The Cajamarquilla operations produced 30,500 tonnes of refined zinc during the quarter, compared with 29,300 tonnes in the corresponding period last year. The operating profit fell to $4 million from $9 million because of lower sales volume and slumping zinc prices. Teck Cominco has decided not to proceed with a stage-2 expansion project; as a result, it will repay the US$103.4 million loan facility to the lender banks during the second quarter.

The Red Dog mine in Alaska produced 141,700 tonnes of zinc in concentrate during the quarter, a 12% increase from last year’s first quarter. This rise is attributed to greater efficiencies in the mill. Nonetheless, the mine recorded an operating loss of $3 million, compared with an operating profit of $20 million a year earlier. Lower zinc prices are blamed.

Teck Cominco’s share of production from Highland Valley was 28,000 tonnes of copper-in-concentrate, a 4% decrease year over year. Operating profits fell to $5 million from $20 million between the two first quarters as a result of lower ore grades, lower sales and an 11% drop in copper prices.

The Polaris mine, in Nunavut, produced 28,300 tonnes of zinc in concentrate, compared with 31,100 tonnes a year ago. Operating profit rang in at $1 million, compared with $4 million. Polaris is scheduled to close in August as a result of depleted reserves.

Gold production from the David Bell and Williams mines in Ontario’s Hemlo camp totalled 60,980 oz., down from 73,716 oz. The decrease is attributed to ground control problems following the collapse of backfill in the east end of the B-zone of the Williams mine. These problems blocked access to high-grade ore.

Williams reported an average cash operating cost of US$254 per oz., compared with US$206 per oz. in the year-earlier quarter.

The company produced 1.2 million tonnes of metallurgical coal from the Elkview mine and 302,000 tonnes from Bullmoose. Combined coal sales from both totalled 1.5 million tonnes, or 100,000 tonnes higher than a year earlier. The operating profit at Elkview was $22 million, up from $13 million as a result of higher sales and better coal prices. At Bullmoose, the operating profit was $5 million, compared with $2 million.

Farther afield, in Peru, the Antamina copper-zinc mine achieved commercial operation in late 2001. During the recent first quarter, it produced 283,000 tonnes of copper concentrate and 125,000 tonnes of zinc concentrate. Cash costs are consistent with those proposed in the feasibility study.
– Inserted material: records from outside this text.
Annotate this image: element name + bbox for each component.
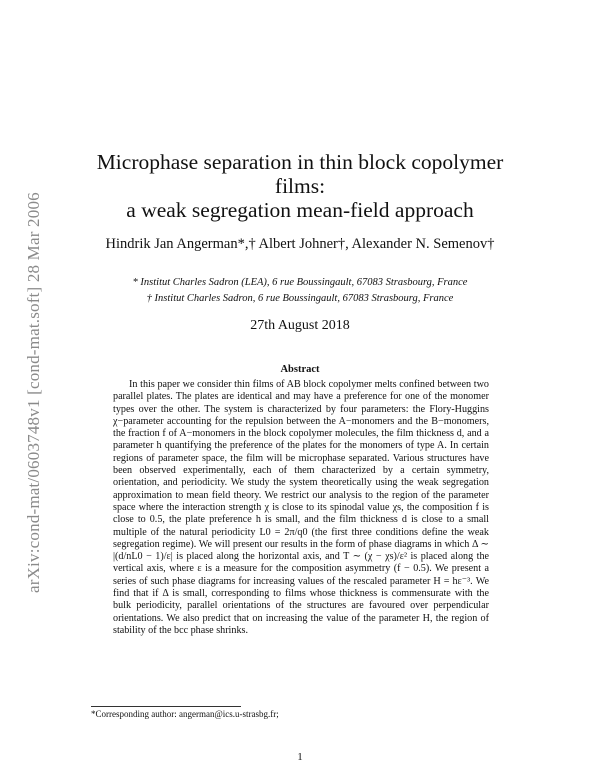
arxiv-identifier-stamp: arXiv:cond-mat/0603748v1 [cond-mat.soft] 28 Mar 2006 xyxy=(24,192,43,593)
affiliation-1: * Institut Charles Sadron (LEA), 6 rue Boussingault, 67083 Strasbourg, France xyxy=(132,277,468,288)
abstract-heading: Abstract xyxy=(280,364,320,375)
page-number: 1 xyxy=(297,751,303,763)
paper-title xyxy=(80,150,520,222)
corresponding-author-footnote: *Corresponding author: angerman@ics.u-strasbg.fr; xyxy=(91,709,279,719)
title-line-3: a weak segregation mean-field approach xyxy=(126,198,474,222)
footnote-divider xyxy=(91,706,241,707)
abstract-body: In this paper we consider thin films of AB block copolymer melts confined between two parallel plates. The plates are identical and may have a preference for one of the monomer types over the other. The system is characterized by four parameters: the Flory-Huggins χ−parameter accounting for the repulsion between the A−monomers and the B−monomers, the fraction f of A−monomers in the block copolymer molecules, the film thickness d, and a parameter h quantifying the preference of the plates for the monomers of type A. In certain regions of parameter space, the film will be microphase separated. Various structures have been observed experimentally, each of them characterized by a certain symmetry, orientation, and periodicity. We study the system theoretically using the weak segregation approximation to mean field theory. We restrict our analysis to the region of the parameter space where the interaction strength χ is close to its spinodal value χs, the composition f is close to 0.5, the plate preference h is small, and the film thickness d is close to a small multiple of the natural periodicity L0 = 2π/q0 (the first three conditions define the weak segregation regime). We will present our results in the form of phase diagrams in which Δ ∼ |(d/nL0 − 1)/ε| is placed along the horizontal axis, and T ∼ (χ − χs)/ε² is placed along the vertical axis, where ε is a measure for the composition asymmetry (f − 0.5). We present a series of such phase diagrams for increasing values of the rescaled parameter H = hε⁻³. We find that if Δ is small, corresponding to films whose thickness is commensurate with the bulk periodicity, parallel orientations of the structures are favoured over perpendicular orientations. We also predict that on increasing the value of the parameter H, the region of stability of the bcc phase shrinks. xyxy=(113,379,489,636)
title-line-1: Microphase separation in thin block copolymer xyxy=(96,150,504,174)
publication-date: 27th August 2018 xyxy=(250,318,350,333)
title-line-2: films: xyxy=(274,174,326,198)
affiliation-2: † Institut Charles Sadron, 6 rue Boussingault, 67083 Strasbourg, France xyxy=(146,293,454,304)
author-list: Hindrik Jan Angerman*,† Albert Johner†, Alexander N. Semenov† xyxy=(105,236,495,252)
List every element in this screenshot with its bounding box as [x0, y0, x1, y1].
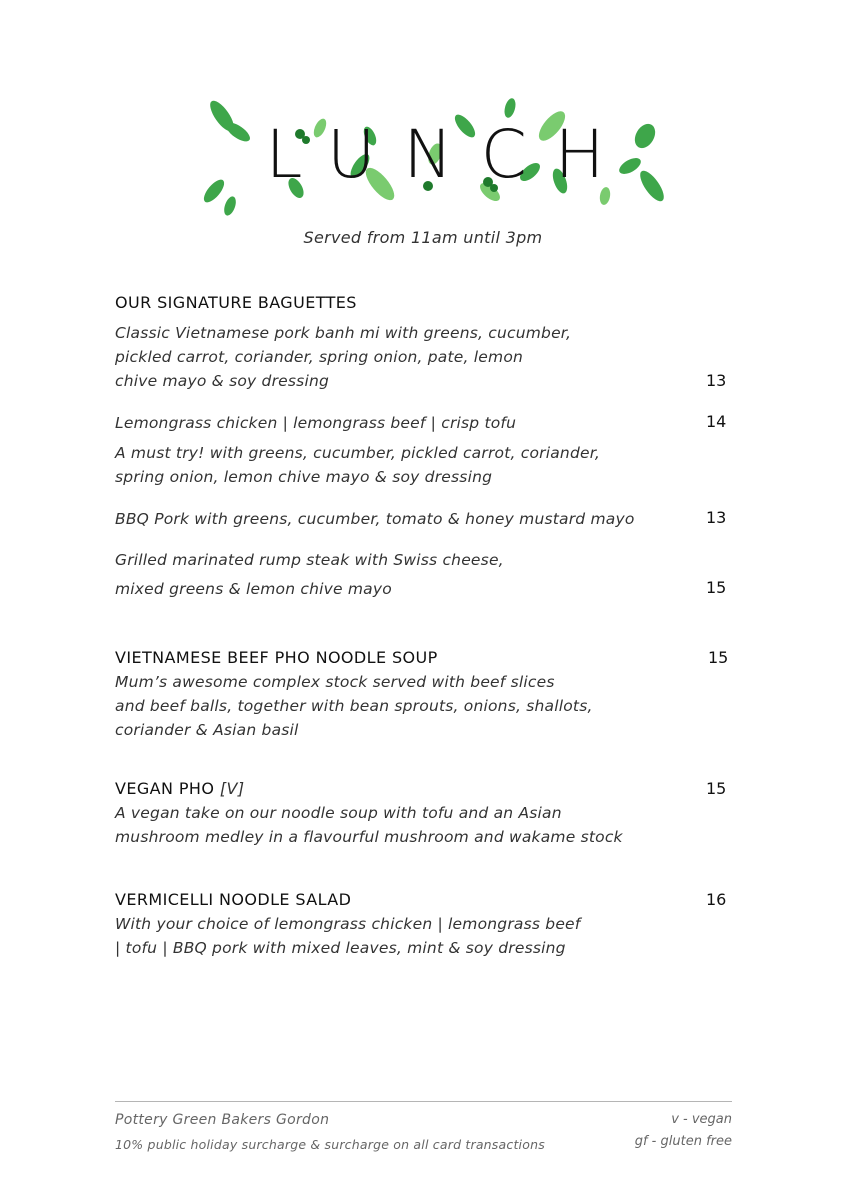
section-title-beef-pho: VIETNAMESE BEEF PHO NOODLE SOUP: [115, 648, 438, 667]
footer-surcharge-note: 10% public holiday surcharge & surcharge on all card transactions: [115, 1137, 545, 1152]
menu-item-description: A vegan take on our noodle soup with tofu and an Asian mushroom medley in a flavourful mushroom and wakame stock: [115, 804, 623, 846]
menu-item-description: Classic Vietnamese pork banh mi with greens, cucumber, pickled carrot, coriander, spring onion, pate, lemon chive mayo & soy dressing: [115, 324, 572, 390]
legend-gluten-free: gf - gluten free: [634, 1134, 732, 1149]
vegan-tag: [V]: [219, 779, 245, 798]
menu-item-price: 14: [706, 412, 727, 431]
menu-item-price: 15: [706, 578, 727, 597]
menu-item-description: mixed greens & lemon chive mayo: [115, 580, 392, 598]
menu-item-price: 15: [708, 648, 729, 667]
menu-item-description: Grilled marinated rump steak with Swiss cheese,: [115, 551, 504, 569]
menu-item-description: Mum’s awesome complex stock served with beef slices and beef balls, together with bean sprouts, onions, shallots, coriander & Asian basil: [115, 673, 593, 739]
footer-divider: [115, 1101, 732, 1102]
footer-business-name: Pottery Green Bakers Gordon: [115, 1112, 330, 1128]
section-title-vegan-pho: VEGAN PHO [V]: [115, 779, 245, 798]
menu-item-description: A must try! with greens, cucumber, pickled carrot, coriander, spring onion, lemon chive mayo & soy dressing: [115, 444, 601, 486]
section-title-vermicelli: VERMICELLI NOODLE SALAD: [115, 890, 352, 909]
menu-item-price: 15: [706, 779, 727, 798]
menu-item-price: 13: [706, 371, 727, 390]
menu-item-description: BBQ Pork with greens, cucumber, tomato & honey mustard mayo: [115, 510, 635, 528]
page-title: LUNCH: [265, 116, 633, 193]
legend-vegan: v - vegan: [671, 1112, 732, 1127]
menu-item-variants: Lemongrass chicken | lemongrass beef | crisp tofu: [115, 414, 517, 432]
menu-item-price: 16: [706, 890, 727, 909]
menu-item-description: With your choice of lemongrass chicken | lemongrass beef | tofu | BBQ pork with mixed leaves, mint & soy dressing: [115, 915, 581, 957]
served-hours: Served from 11am until 3pm: [303, 228, 543, 247]
title-banner: [200, 96, 670, 226]
section-title-baguettes: OUR SIGNATURE BAGUETTES: [115, 293, 357, 312]
menu-item-price: 13: [706, 508, 727, 527]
During the next quarter, the mine is expected to crank out 275,000 tonnes copper concentrate and 170,000 tonnes zinc concentrate.

Construction at the Pend Oreille project in Washington state is expected to be completed in late 2003. Teck Cominco is currently sinking a shaft, which should be completed by August. Operations are expected to begin in 2004.

At the Pogo gold project in Alaska, feasibility work is continuing. The mill will be built in a valley, where ore will be trucked or conveyed directly, thereby eliminating the need for a shaft.